Introduction
We will configure logstash pipelines through Elasticsearch and Kibana.
We assume you already have Elasticsearch and created as per this tutorial.
This guide is based on these documentations:
Logstash Centralized Pipeline Management
Configuring Centralized Pipelines
Requirements
In the video, we used one instance of Ubuntu 24.04 running on a VM with 8GB memory. VM will run in a local private network. We will install elastic, kibana logstash to this server.
Steps
Step 1 - Create Logstash User
Click to Kibana > Stack Management > Users > Security > Create User > Create User.
Then create a new user called logstash_admin_user and give it the roles logstash_admin and logstash_system.
Step 2 - Create Pipelines
Click to Kibana > Stack Management > Ingest > Logstash Pipelines > Create Pipeline.
Call the pipeline demo1 and insert this pipeline:
input {
file {
path => "/var/lib/logstash/data/customers.csv"
start_position => "beginning"
sincedb_path => "/dev/null"
}
}
filter {
csv {
separator => ","
skip_header => "true"
columns => ["email", "first_name", "last_name", "city", "county", "state", "zip", "web"]
}
mutate {
convert => { "zip" => "integer" }
}
}
output {
file { path => "/var/lib/logstash/testing/output.txt" }
}
And make a second pipeline called demo2:
input {
file {
path => "/var/lib/logstash/data/tasks.csv"

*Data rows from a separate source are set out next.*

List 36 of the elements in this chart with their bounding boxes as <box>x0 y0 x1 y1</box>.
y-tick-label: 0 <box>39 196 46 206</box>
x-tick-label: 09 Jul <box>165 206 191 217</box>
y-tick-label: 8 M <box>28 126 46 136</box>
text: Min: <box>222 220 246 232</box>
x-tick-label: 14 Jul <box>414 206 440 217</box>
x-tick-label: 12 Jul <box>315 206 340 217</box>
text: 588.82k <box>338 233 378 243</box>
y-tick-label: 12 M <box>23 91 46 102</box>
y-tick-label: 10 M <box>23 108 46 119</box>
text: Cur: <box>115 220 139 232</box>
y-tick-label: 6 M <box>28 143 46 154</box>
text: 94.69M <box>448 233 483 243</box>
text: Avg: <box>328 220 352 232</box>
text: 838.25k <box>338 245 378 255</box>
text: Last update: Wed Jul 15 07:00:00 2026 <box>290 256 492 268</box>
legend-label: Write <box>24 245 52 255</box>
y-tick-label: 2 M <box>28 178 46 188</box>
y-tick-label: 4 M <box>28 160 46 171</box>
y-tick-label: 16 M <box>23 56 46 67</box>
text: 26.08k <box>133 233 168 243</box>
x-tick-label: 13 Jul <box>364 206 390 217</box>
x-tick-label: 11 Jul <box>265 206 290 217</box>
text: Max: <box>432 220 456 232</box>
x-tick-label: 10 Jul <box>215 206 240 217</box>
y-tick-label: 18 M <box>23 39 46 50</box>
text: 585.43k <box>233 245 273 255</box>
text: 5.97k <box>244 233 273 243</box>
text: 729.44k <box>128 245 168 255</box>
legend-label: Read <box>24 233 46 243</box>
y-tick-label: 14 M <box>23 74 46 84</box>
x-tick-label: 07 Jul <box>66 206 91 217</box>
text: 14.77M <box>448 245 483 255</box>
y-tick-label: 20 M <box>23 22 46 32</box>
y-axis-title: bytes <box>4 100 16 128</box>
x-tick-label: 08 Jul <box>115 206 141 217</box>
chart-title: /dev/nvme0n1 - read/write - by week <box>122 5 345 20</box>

start_position => "beginning"
sincedb_path => "/dev/null"
}
}
filter {
csv {
separator => ","
skip_header => "true"
columns => ["task_name", "task_description"]
}
}
output {
file { path => "/var/lib/logstash/testing/output.txt" }
}
We will create the test content next.
Step 3 - Setup Logstash
Logstash needs these dependencies, so run these commands on both if you have not done so yet (eg. these are also used by elasticsearch and kibana):
wget -qO - https://artifacts.elastic.co/GPG-KEY-elasticsearch | sudo gpg --dearmor -o /usr/share/keyrings/elasticsearch-keyring.gpg
echo "deb [signed-by=/usr/share/keyrings/elasticsearch-keyring.gpg] https://artifacts.elastic.co/packages/9.x/apt stable main" | sudo tee /etc/apt/sources.list.d/elastic-9.x.list
apt-get update;
apt-get install -y apt-transport-https;
Now install Logstash:
apt-get install -y logstash;
Get a copy of the elasticsearch CA:
mkdir /etc/logstash/certs
cp /etc/elasticsearch/certs/http_ca.crt /etc/logstash/certs
chown -R logstash:logstash /etc/logstash
Add these lines (or edit existing ones):
xpack.management.enabled: true
xpack.management.pipeline.id: ["demo1", "demo2" ]
xpack.management.elasticsearch.username: logstash_admin_user
xpack.management.elasticsearch.password: ABCD1234
xpack.management.elasticsearch.hosts: ["https://192.168.88.7:9200"]
xpack.management.elasticsearch.ssl.certificate_authority: "/etc/logstash/certs/http_ca.crt"
Step 4 - Make Test Data
mkdir -p /var/lib/logstash/testing mkdir -p /var/lib/logstash/data cat > /var/lib/logstash/data/customers.csv <<EOL email,first_name,last_name,city,county,state,zip,web carol.davis@example.net,Carol,Davis,Seattle,King,WA,98101,www.caroldavisexample.net faizal@helloworldexample.com,Faizal,Gupta,Kingston,King,WA,93211,www.helloworldexample.com EOL cat > /var/lib/logstash/data/tasks.csv <<EOL task_name,task_description do homework,children love homework wash dishes,dad loves to wash dishes EOL chown -R logstash:logstash /var/lib/logstash
Step 5 - Start Logstash
systemctl start logstash.service
If things are working, you should see a new file /var/lib/logstash/testing/output.txt with the output results of both demo1 and demo2.